Applicable Conditions:
Variable Type: Suitable for continuous variables or ordinal categorical variables.
Monotonic Relationship: Can detect monotonic relationships (whether linear or non-linear).
No Normal Distribution Requirement: No strict requirements on data distribution, suitable for non-parametric data.
Less Sensitive to Outliers: Since it is based on ranks, Spearman correlation analysis is less sensitive to outliers.

GSVA

GSVA (Gene Set Variation Analysis) is a non-parametric method used to assess the enrichment of gene sets in samples. It converts gene expression data into gene set enrichment scores (GSVA scores), thereby evaluating the activity of gene sets at the sample level. The core function of GSVA is gsva(), which has four main method parameters:

"gsva": The default method, a non-parametric approach based on kernel density estimation.
"ssgsea": Single Sample GSEA, suitable for small sample data.
"zscore": A standardization method based on Z-scores.
"plage": A method based on PCA.

Selection of the kcdf parameter:
"Gaussian": Assumes that the expression data is continuous (e.g., log2-transformed data).
"Poisson": Assumes that the expression data is discrete (e.g., raw count data).

ROC Analysis (Receiver Operating Characteristic Analysis)

It is a statistical method used to evaluate the performance of classification models, widely applied in medical diagnosis, machine learning, bioinformatics, and other fields.
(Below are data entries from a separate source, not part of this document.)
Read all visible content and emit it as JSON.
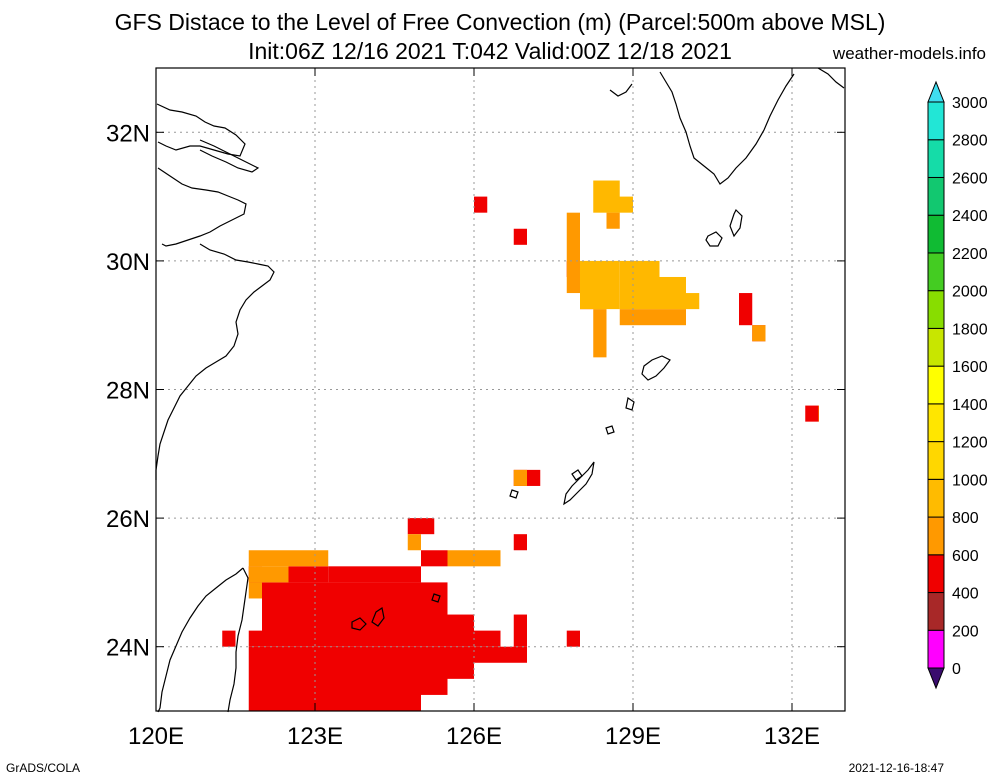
{
  "title_line1": "GFS Distace to the Level of Free Convection (m) (Parcel:500m above MSL)",
  "title_line2": "Init:06Z 12/16 2021 T:042 Valid:00Z 12/18 2021",
  "site": "weather-models.info",
  "footer_left": "GrADS/COLA",
  "footer_right": "2021-12-16-18:47",
  "map": {
    "lon_range": [
      120,
      133
    ],
    "lat_range": [
      23,
      33
    ],
    "lon_ticks": [
      "120E",
      "123E",
      "126E",
      "129E",
      "132E"
    ],
    "lon_tick_values": [
      120,
      123,
      126,
      129,
      132
    ],
    "lat_ticks": [
      "24N",
      "26N",
      "28N",
      "30N",
      "32N"
    ],
    "lat_tick_values": [
      24,
      26,
      28,
      30,
      32
    ],
    "grid": true,
    "cell_deg": 0.25
  },
  "colorbar": {
    "labels": [
      "0",
      "200",
      "400",
      "600",
      "800",
      "1000",
      "1200",
      "1400",
      "1600",
      "1800",
      "2000",
      "2200",
      "2400",
      "2600",
      "2800",
      "3000"
    ],
    "colors": [
      "#2b0a6e",
      "#ff00ff",
      "#a82828",
      "#f00000",
      "#ff9900",
      "#ffbb00",
      "#ffd700",
      "#ffe600",
      "#ffff00",
      "#c8e600",
      "#88dd00",
      "#44cc22",
      "#10bb33",
      "#12c870",
      "#15dca8",
      "#22e6d6"
    ],
    "under_color": "#3a0c6e",
    "over_color": "#40ddf0"
  },
  "field_colors": {
    "red": "#f00000",
    "orange": "#ff9900",
    "light_orange": "#ffb800"
  },
  "regions": [
    {
      "c": "red",
      "lon": [
        121.75,
        125.0
      ],
      "lat": [
        23.0,
        24.0
      ]
    },
    {
      "c": "red",
      "lon": [
        125.0,
        125.5
      ],
      "lat": [
        23.25,
        24.0
      ]
    },
    {
      "c": "red",
      "lon": [
        125.5,
        126.0
      ],
      "lat": [
        23.5,
        24.0
      ]
    },
    {
      "c": "red",
      "lon": [
        126.0,
        127.0
      ],
      "lat": [
        23.75,
        24.0
      ]
    },
    {
      "c": "red",
      "lon": [
        122.0,
        125.5
      ],
      "lat": [
        24.0,
        25.0
      ]
    },
    {
      "c": "red",
      "lon": [
        121.75,
        122.0
      ],
      "lat": [
        24.0,
        24.25
      ]
    },
    {
      "c": "red",
      "lon": [
        125.5,
        126.0
      ],
      "lat": [
        24.0,
        24.5
      ]
    },
    {
      "c": "red",
      "lon": [
        126.0,
        126.5
      ],
      "lat": [
        24.0,
        24.25
      ]
    },
    {
      "c": "red",
      "lon": [
        126.75,
        127.0
      ],
      "lat": [
        24.0,
        24.5
      ]
    },
    {
      "c": "red",
      "lon": [
        122.5,
        123.25
      ],
      "lat": [
        25.0,
        25.25
      ]
    },
    {
      "c": "red",
      "lon": [
        123.25,
        125.0
      ],
      "lat": [
        25.0,
        25.25
      ]
    },
    {
      "c": "red",
      "lon": [
        125.0,
        125.5
      ],
      "lat": [
        25.25,
        25.5
      ]
    },
    {
      "c": "red",
      "lon": [
        121.75,
        122.0
      ],
      "lat": [
        25.0,
        25.25
      ]
    },
    {
      "c": "red",
      "lon": [
        121.25,
        121.5
      ],
      "lat": [
        24.0,
        24.25
      ]
    },
    {
      "c": "red",
      "lon": [
        127.75,
        128.0
      ],
      "lat": [
        24.0,
        24.25
      ]
    },
    {
      "c": "red",
      "lon": [
        124.75,
        125.25
      ],
      "lat": [
        25.75,
        26.0
      ]
    },
    {
      "c": "red",
      "lon": [
        126.75,
        127.0
      ],
      "lat": [
        25.5,
        25.75
      ]
    },
    {
      "c": "red",
      "lon": [
        126.75,
        127.25
      ],
      "lat": [
        26.5,
        26.75
      ]
    },
    {
      "c": "red",
      "lon": [
        126.0,
        126.25
      ],
      "lat": [
        30.75,
        31.0
      ]
    },
    {
      "c": "red",
      "lon": [
        126.75,
        127.0
      ],
      "lat": [
        30.25,
        30.5
      ]
    },
    {
      "c": "red",
      "lon": [
        128.0,
        128.25
      ],
      "lat": [
        29.25,
        29.5
      ]
    },
    {
      "c": "red",
      "lon": [
        131.0,
        131.25
      ],
      "lat": [
        29.0,
        29.5
      ]
    },
    {
      "c": "red",
      "lon": [
        131.25,
        131.5
      ],
      "lat": [
        28.75,
        29.0
      ]
    },
    {
      "c": "red",
      "lon": [
        132.25,
        132.5
      ],
      "lat": [
        27.5,
        27.75
      ]
    },
    {
      "c": "red",
      "lon": [
        127.75,
        128.0
      ],
      "lat": [
        29.75,
        30.0
      ]
    },
    {
      "c": "orange",
      "lon": [
        121.75,
        123.25
      ],
      "lat": [
        25.25,
        25.5
      ]
    },
    {
      "c": "orange",
      "lon": [
        121.75,
        122.5
      ],
      "lat": [
        25.0,
        25.25
      ]
    },
    {
      "c": "orange",
      "lon": [
        121.75,
        122.0
      ],
      "lat": [
        24.75,
        25.0
      ]
    },
    {
      "c": "orange",
      "lon": [
        125.5,
        126.5
      ],
      "lat": [
        25.25,
        25.5
      ]
    },
    {
      "c": "orange",
      "lon": [
        124.75,
        125.0
      ],
      "lat": [
        25.5,
        25.75
      ]
    },
    {
      "c": "orange",
      "lon": [
        126.75,
        127.0
      ],
      "lat": [
        26.5,
        26.75
      ]
    },
    {
      "c": "orange",
      "lon": [
        127.75,
        128.0
      ],
      "lat": [
        29.5,
        30.75
      ]
    },
    {
      "c": "light_orange",
      "lon": [
        128.0,
        128.75
      ],
      "lat": [
        29.25,
        30.0
      ]
    },
    {
      "c": "light_orange",
      "lon": [
        128.75,
        129.5
      ],
      "lat": [
        29.25,
        30.0
      ]
    },
    {
      "c": "light_orange",
      "lon": [
        129.5,
        130.0
      ],
      "lat": [
        29.25,
        29.75
      ]
    },
    {
      "c": "light_orange",
      "lon": [
        130.0,
        130.25
      ],
      "lat": [
        29.25,
        29.5
      ]
    },
    {
      "c": "orange",
      "lon": [
        128.75,
        129.5
      ],
      "lat": [
        29.0,
        29.25
      ]
    },
    {
      "c": "orange",
      "lon": [
        129.5,
        130.0
      ],
      "lat": [
        29.0,
        29.25
      ]
    },
    {
      "c": "orange",
      "lon": [
        128.25,
        128.5
      ],
      "lat": [
        28.5,
        29.25
      ]
    },
    {
      "c": "light_orange",
      "lon": [
        128.25,
        128.75
      ],
      "lat": [
        30.75,
        31.25
      ]
    },
    {
      "c": "light_orange",
      "lon": [
        128.5,
        129.0
      ],
      "lat": [
        30.75,
        31.0
      ]
    },
    {
      "c": "orange",
      "lon": [
        128.5,
        128.75
      ],
      "lat": [
        30.5,
        30.75
      ]
    },
    {
      "c": "orange",
      "lon": [
        131.25,
        131.5
      ],
      "lat": [
        28.75,
        29.0
      ]
    },
    {
      "c": "orange",
      "lon": [
        132.5,
        132.5
      ],
      "lat": [
        27.5,
        27.75
      ]
    }
  ]
}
ROC analysis assesses the discriminative ability of a model by plotting the ROC curve and calculating the area under the curve (AUC).

Classification Model: A model used to classify samples into two categories (e.g., positive/negative).
True Positive Rate (TPR): Also known as sensitivity, it represents the proportion of actual positive samples correctly classified.
False Positive Rate (FPR): The proportion of actual negative samples incorrectly classified as positive.
ROC Curve: A curve plotted with FPR on the x-axis and TPR on the y-axis, reflecting the classification performance of the model at different thresholds. The larger the AUC value, the better the model performance.

Interpretation of the ROC Curve:
Ideal Case: The ROC curve is close to the top-left corner, with an AUC value of 1, indicating that the model has perfect classification ability.
Random Guessing: The ROC curve is a diagonal line (AUC=0.5), indicating that the model has no classification ability.
Actual Case: The ROC curve lies between the diagonal line and the top-left corner, with the AUC value being closer to 1 indicating better model performance.

Significance of AUC Value:
AUC = 1: The model perfectly distinguishes between positive and negative classes.
AUC > 0.9: The model has excellent performance.
AUC > 0.8: The model has good performance.
AUC > 0.7: The model has acceptable performance.
AUC = 0.5: The model has no discriminative ability.

Our Work

SkinDB is dedicated to establishing optimal bioinformatics practices to minimize unwanted batch effects while preserving biological signals. These refined characterizations can subsequently be leveraged to predict outcomes in unseen experimental scenarios.